The mu and delta opioid receptors (MOR, DOR) modulate many of the same brain processes in vivo,
including tolerance and anti-nociception in response to opioid drugs. Many groups have found that inhibiting
the DOR through various means decreases the side effects of MOR agonists like morphine. While the basis for
this interaction is unknown, one strong possibility is the formation of a MOR-DOR heterodimer (MDOR). Many
groups have shown that the MDOR can form in heterologous expression systems in vitro, with a unique
pharmacology and signal transduction profile when compared to the monomeric forms. Devi and colleagues
recently developed an MDOR selective antibody, and used this antibody to demonstrate MDOR upregulation in
the brains of mice chronically treated with morphine. Other experiments suggested that the MDOR promotes
tolerance, dependence, and drug seeking in vivo. While MDOR selective agonists have been developed, no
known drug-like antagonist has ever been created to our knowledge, limiting our ability to determine the role of
MDOR in vivo. To address this lack, we created a novel series of potential selective peptide MDOR
antagonists by connecting low affinity MOR (H-Tyr-Pro-Phe-D1Nal-NH2) and moderate affinity DOR (Tyr-Tic-
OH) pharmacophores with a variable length (15-42 atom) flexible polyamide spacer.
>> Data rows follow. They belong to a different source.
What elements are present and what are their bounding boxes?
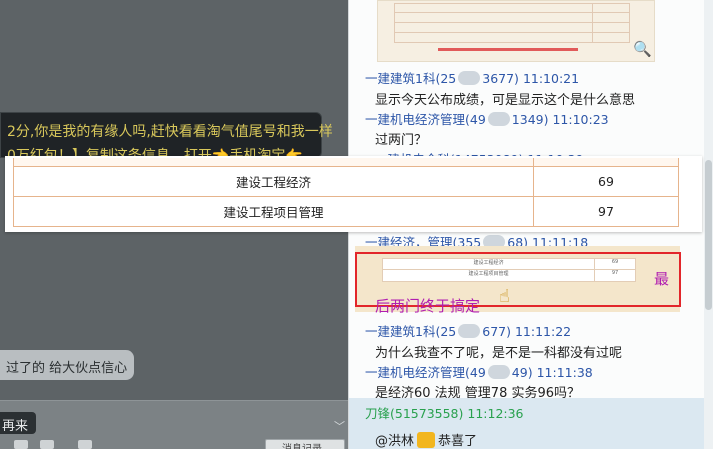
dark-message-bubble: 2分,你是我的有缘人吗,赶快看看淘气值尾号和我一样 0万红包！】复制这条信息，打… (0, 112, 333, 164)
table-row: 建设工程项目管理 97 (13, 195, 679, 227)
table-row (13, 158, 679, 167)
highlight-caption: 后两门终于搞定 (375, 297, 481, 315)
message-text: 显示今天公布成绩，可是显示这个是什么意思 (375, 93, 636, 108)
again-tag-label: 再来 (2, 419, 29, 434)
scrollbar-thumb[interactable] (705, 160, 712, 310)
score-table: 建设工程经济 69 建设工程项目管理 97 (13, 158, 679, 227)
again-tag[interactable]: 再来 (0, 412, 36, 434)
redaction-blur (458, 71, 481, 85)
highlight-side-text: 最 (654, 270, 670, 288)
dark-bubble-line-1: 2分,你是我的有缘人吗,赶快看看淘气值尾号和我一样 (7, 124, 333, 140)
font-icon[interactable] (14, 440, 28, 449)
message-text: @洪林 恭喜了 (375, 432, 478, 449)
message-sender[interactable]: 一建建筑1科(25 677) 11:11:22 (365, 321, 571, 340)
message-sender[interactable]: 刀锋(51573558) 11:12:36 (365, 403, 524, 422)
subject-cell: 建设工程经济 (13, 165, 534, 197)
light-bubble-text: 过了的 给大伙点信心 (6, 361, 128, 376)
subject-cell: 建设工程项目管理 (13, 195, 534, 227)
message-sender[interactable]: 一建机电经济管理(49 1349) 11:10:23 (365, 109, 609, 128)
redaction-blur (487, 365, 510, 379)
message-text: 过两门？ (375, 133, 428, 148)
score-cell: 97 (533, 195, 679, 227)
thumbnail-table (394, 3, 630, 43)
score-cell: 69 (533, 165, 679, 197)
image-icon[interactable] (78, 440, 92, 449)
message-sender[interactable]: 一建建筑1科(25 3677) 11:10:21 (365, 68, 579, 87)
score-screenshot-thumbnail[interactable] (377, 0, 655, 62)
redaction-blur (458, 324, 481, 338)
message-sender[interactable]: 一建机电经济管理(49 49) 11:11:38 (365, 362, 593, 381)
message-text: 为什么我查不了呢，是不是一科都没有过呢 (375, 346, 623, 361)
zoomed-score-table: 建设工程经济 69 建设工程项目管理 97 (5, 156, 702, 232)
chevron-down-icon[interactable]: ﹀ (334, 418, 345, 434)
pointing-hand-icon: ☝ (499, 286, 510, 307)
redaction-blur (487, 112, 510, 126)
zoom-in-icon[interactable]: 🔍 (633, 40, 652, 58)
light-message-bubble: 过了的 给大伙点信心 (0, 350, 134, 380)
emoji-icon[interactable] (40, 440, 54, 449)
thumbnail-red-note (438, 48, 578, 51)
thumbs-up-icon (417, 432, 436, 448)
message-record-button[interactable]: 消息记录 (265, 439, 345, 449)
table-row: 建设工程经济 69 (13, 165, 679, 197)
chat-scrollbar[interactable] (704, 0, 713, 449)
We tested this preliminary
series in vitro using radioligand binding and 35S-GTP¿S coupling in antagonist mode using MOR, DOR, and
MDOR expressing cell lines. We found compelling evidence that our preliminary series selectively targets the
MDOR, with a selectivity ratio of ~91 fold for our best compound, the 24 atom spacer length. Building from this
initial success, we aim in the current proposal to explore the MDOR structure-activity relationship (SAR) of our
compound series, and improve compound potency and selectivity at the MDOR by modulating pharmacophore
affinity (increased MOR, decreased DOR) as well as linker rigidity (minimally rigid [gly-gly-pro], moderately
rigid [gly-pro]). These studies will be performed in an iterative development process, using the best compound
from each series to inform the next series, minimizing compound number. After this SAR development, we will
use our most potent and selective compound to begin to test MDOR activity in vivo. This will be accomplished
by intracerebroventricular (icv) and intrathecal (it) injection of MDOR antagonist into mice prior to tail-flick anti-
nociception evoked by MOR (DAMGO), DOR (DSLET), and MDOR (CYM51010) selective agonists. These
studies will demonstrate the selectivity of our compound in vivo. We will also pre-treat mice with MDOR
antagonist prior to the induction of tolerance and dependence with morphine to begin to explore the in vivo role
of the MDOR in these opioid side effects, which has been suggested by the literature. In the short term, this
initial optimized series will provide a useful tool to interrogate the role of the MDOR in vivo. Long term, through
modifications to improve drugability (glycosylation, etc.), these compounds may provide the basis for selective
MDOR targeted therapeutics to improve the side effect profile of opioid therapy.